In sports, everyone is a winner-some people just win better than others. Like the Wisconsin Badgers, who were up 25 with 6 minutes left, and went for two. It didn't please Minnesota, but it pleased some people with money on the game.
The Badgers were well on their way to winning Paul Bunyan's Axe, as they have every year since 2003. But after a touchdown to put the game out of reach, Wisconsin was up 41-16 with 6:39 remaining. Bret Bielema went for two. This was significant for only two sets of people: Minnesota fans, who took it as an insult; and anyone who had bet the over/under, which was set at 58.
I'll spare you the math. A successful two-point conversion would have pushed the total points to 59.
Naturally, Gophers coach Tim Brewster was unhappy, confronting Bielema after the final whistle, and ripping into him in his post-game presser:
I was very upset, and I made sure he understood and made sure he knew," Gophers coach Tim Brewster said of the call. "I thought it was wrong. There's no excuse for it. Period.
"I'd be less of a man if I didn't stand up for my kids."
Bielema defended himself by saying that's what the cards told him to do. Those ubiquitous "go-for-two" cards, which every team has on the sidelines, and relies upon to tell them what situations are ripe for the two-point conversion. Wisconsin's apparently say something like, "Go for two here. If they manage to score three TDs in the next five minutes, and convert their own two-point conversions all three times, then a field goal will only tie it. Who cares if there's barely any time left, and they haven't been able to move the ball all day. Go for two. Be a dick."
Or, you know, help out some big-time Badger Booster who took the over.
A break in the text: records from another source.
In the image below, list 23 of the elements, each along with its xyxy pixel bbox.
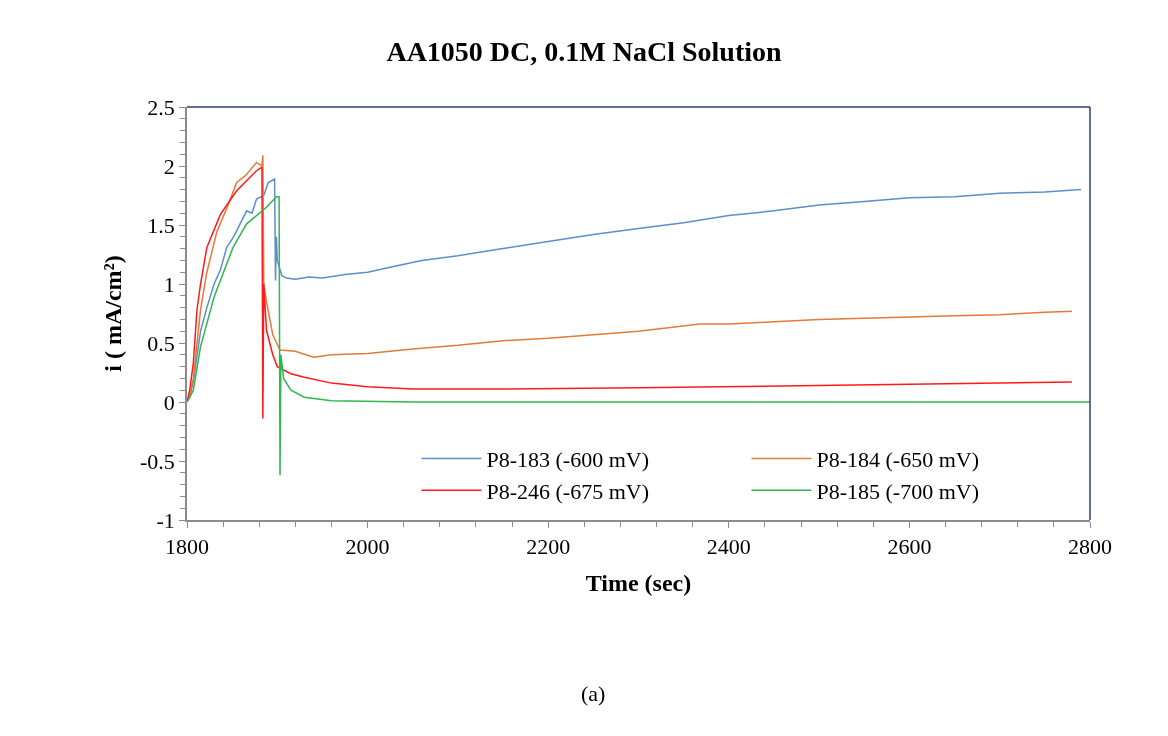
x-axis-title: Time (sec) [585,569,692,596]
x-tick-label: 2200 [526,534,571,560]
legend-label: P8-185 (-700 mV) [816,478,979,504]
y-tick-label: 2.5 [147,94,175,120]
chart-title: AA1050 DC, 0.1M NaCl Solution [386,36,782,68]
y-tick-label: -1 [156,507,175,533]
legend-label: P8-184 (-650 mV) [816,447,979,473]
legend-label: P8-246 (-675 mV) [486,478,649,504]
y-tick-label: 1.5 [147,212,175,238]
x-tick-label: 1800 [165,534,209,560]
y-tick-label: -0.5 [140,448,175,474]
x-tick-label: 2400 [706,534,751,560]
x-tick-label: 2600 [887,534,932,560]
legend-label: P8-183 (-600 mV) [486,447,649,473]
y-axis-title: i ( mA/cm²) [99,255,126,372]
y-tick-label: 2 [163,153,175,179]
x-tick-label: 2000 [345,534,390,560]
y-tick-label: 0 [163,389,175,415]
text: (a) [581,681,606,706]
y-tick-label: 1 [163,271,175,297]
x-tick-label: 2800 [1068,534,1112,560]
y-tick-label: 0.5 [147,330,175,356]
line-series [187,195,1090,476]
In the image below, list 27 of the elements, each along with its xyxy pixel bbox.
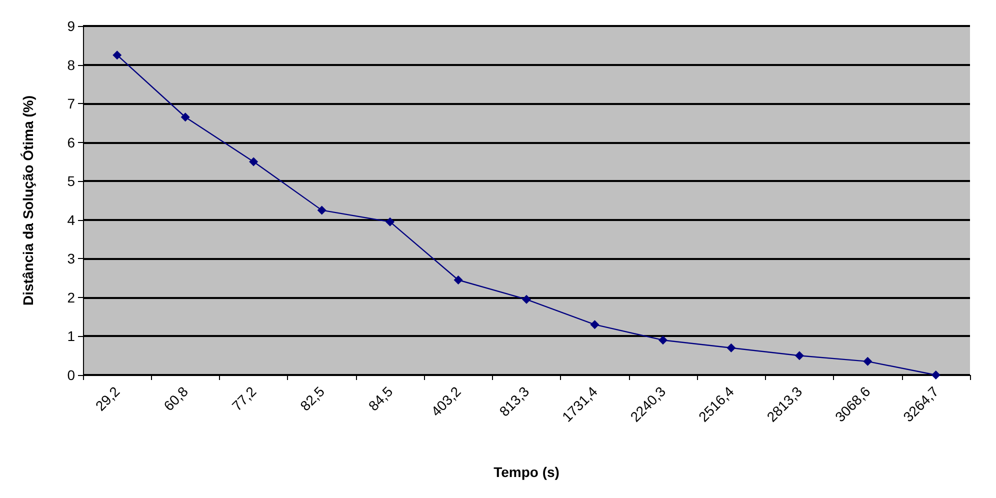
x-tick-label: 60,8	[160, 383, 192, 414]
point	[180, 112, 190, 122]
point	[863, 356, 872, 366]
point	[454, 275, 463, 284]
y-tick-label: 2	[67, 289, 76, 306]
y-tick-label: 8	[67, 56, 76, 73]
point	[386, 217, 395, 226]
y-tick-label: 0	[67, 367, 76, 383]
y-tick-label: 5	[67, 173, 76, 190]
point	[112, 50, 122, 60]
x-tick-label: 77,2	[228, 383, 260, 414]
point	[522, 294, 531, 304]
point	[249, 157, 258, 166]
y-tick-label: 7	[67, 96, 76, 112]
y-tick-label: 1	[67, 328, 76, 344]
point	[658, 336, 668, 345]
y-tick-label: 4	[67, 212, 76, 228]
point	[726, 343, 736, 352]
point	[794, 351, 804, 360]
point	[931, 370, 940, 380]
y-tick-label: 6	[67, 134, 76, 150]
y-tick-label: 9	[67, 18, 76, 34]
y-axis-title: Distância da Solução Ótima (%)	[20, 95, 36, 306]
point	[590, 320, 600, 330]
point	[317, 206, 326, 215]
y-tick-label: 3	[67, 250, 76, 267]
x-axis-title: Tempo (s)	[494, 464, 560, 480]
Let's be clear. We're not actually suggesting that big time college football is the thrall of Las Vegas, or that Wisconsin was making decisions based on millions of dollars on the line at some sports book. We just love sports gambling conspiracy theories. Tim Tebow taking to the air to cover the spread in the waning minutes of the 2008 SEC Title Game, when pounding the run would've run out the clock. Colorado throwing up a hail mary as time expired against Nebraska last year, still losing by 8, but covering the spread. (Note: no one remembers this but me.)
We're just pointing out that if someone on Wisconsin had the over, going for two — and failing — would have made some very powerful people very unhappy. Someone on Wisconsin might've let Minnesota march 62 yards in 1:38 in order to keep their thumbs. Which is exactly what happened.
Minnesota's meaningless late TD to cement the over, not the thumbs thing.